How about a different approach. Note that you have discontinuities and more than one maximum, so the guess values matter.

OK, just for the completeness sake find attached the brute force way of searching for the maximum using the range variables you provided. I haven't bothered implementing the other method (creating the complete table with all values).

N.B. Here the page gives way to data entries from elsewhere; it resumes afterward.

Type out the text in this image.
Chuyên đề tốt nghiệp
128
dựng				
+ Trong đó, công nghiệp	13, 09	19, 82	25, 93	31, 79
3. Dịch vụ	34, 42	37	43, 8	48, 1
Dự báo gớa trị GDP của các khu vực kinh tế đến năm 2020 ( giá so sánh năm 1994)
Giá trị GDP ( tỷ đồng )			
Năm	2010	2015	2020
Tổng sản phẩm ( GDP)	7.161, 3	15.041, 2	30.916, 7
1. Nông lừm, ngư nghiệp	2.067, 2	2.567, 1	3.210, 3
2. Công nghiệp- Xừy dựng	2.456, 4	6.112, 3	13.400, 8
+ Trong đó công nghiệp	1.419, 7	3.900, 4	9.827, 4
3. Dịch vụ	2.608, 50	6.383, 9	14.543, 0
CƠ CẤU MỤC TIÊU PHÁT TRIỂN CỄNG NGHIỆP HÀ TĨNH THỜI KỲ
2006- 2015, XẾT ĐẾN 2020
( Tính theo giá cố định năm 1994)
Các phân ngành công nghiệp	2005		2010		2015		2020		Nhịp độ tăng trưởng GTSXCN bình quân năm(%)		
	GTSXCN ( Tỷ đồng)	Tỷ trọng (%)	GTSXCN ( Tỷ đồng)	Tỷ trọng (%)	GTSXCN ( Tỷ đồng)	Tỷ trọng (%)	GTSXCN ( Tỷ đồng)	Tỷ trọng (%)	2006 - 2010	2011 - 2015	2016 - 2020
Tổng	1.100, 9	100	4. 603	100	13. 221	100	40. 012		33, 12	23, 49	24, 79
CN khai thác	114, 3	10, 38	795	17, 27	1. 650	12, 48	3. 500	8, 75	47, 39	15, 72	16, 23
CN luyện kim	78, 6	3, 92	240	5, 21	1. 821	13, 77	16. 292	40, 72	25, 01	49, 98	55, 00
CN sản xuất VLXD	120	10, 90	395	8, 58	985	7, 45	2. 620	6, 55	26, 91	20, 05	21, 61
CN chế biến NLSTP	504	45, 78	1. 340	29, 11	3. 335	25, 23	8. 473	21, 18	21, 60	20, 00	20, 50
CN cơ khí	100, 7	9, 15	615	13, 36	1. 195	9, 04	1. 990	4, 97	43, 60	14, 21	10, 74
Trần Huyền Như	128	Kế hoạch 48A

Richard had already posted what seems to be the best solution for your problem - using a solve block.

Some remarks:

• Your range for b1 seems to be wrong. Given your constraints the range for b1 is from h1 to 2.5*h1. And as h1 is set an upper limit of 3 in, the maximal value for b1 is 7.5in and not 30in as you had chosen as upper limit for b1. Higher values than 7.5in will yield 0 N for Fnie03. I changed the range b1 accordingly.
• My brute force approach does not find the absolut maximum, it will return b.max=7.375inch instead of the correct 7.5inch. The reason is some kind of numerical round off error. 7.5inch divided by 3inch is calculated being very slightly (~10^-16) greater than 2.5 and so your function Fnie03 returns 0N for b=7.5in and h=3in because one of your constraints is not fulfilled. In every case the brute force approach will only find values within the range variables stepwidth, solutions inbetween are overlooked, which is a main drawback of this method anyway.
• Richards is right that some guess values will yield a different result, not the absolute maximum (e.g. all values set to 1 in). I am not sure but I guess that if we chose valid guess values which comply to your constraints, we get the correct max every time. That means if h1 is set to 1inch, b1 must be in the range from 1in to 2,5inch and D1 must be a value between 3inch and 10inch. And while different valid guess values may influence the accuracy of the result, I have not yet found a set of valid guess which would not return the correct maximum.
• I am not sure again but I think the discontinuities Richard mentions should not pose a problem as it seems that they lie outside the valid ranges for the variables. Richad plotted Fnie over h1 with b1=7.5inch and D1=9inch,
  D1=9inch limits h1 to 0.9<=h1<=3, but
  b1=7.5inch limits h1 to 3<=h<=7.5
  So the only valid value for h1 is 3 - the valid part of the graph consists of a single point only.
• I streamlined your much too long definition for ynie03 using vector/matrix multiplication. Another way would be to split the expression into parts. By this I mean that instead of
  y(x) := a*x^2 + b*x + c/x + d*ln(x) + e*exp(x) + f
  you would type
  part1(x) := a*x^2 + b*x + c/x
  part2(x) := d*ln(x) + e*exp(x) + f
  y(x) := part1(x) + part2(x)
• I include Richard's approach at the end of my sheet - slightly streamlined using less and clearer constraints. Also I am still using your original function F.nie03 including its if condition.
  

It goes without saying that you will have to check all modifications for consistency and correctness.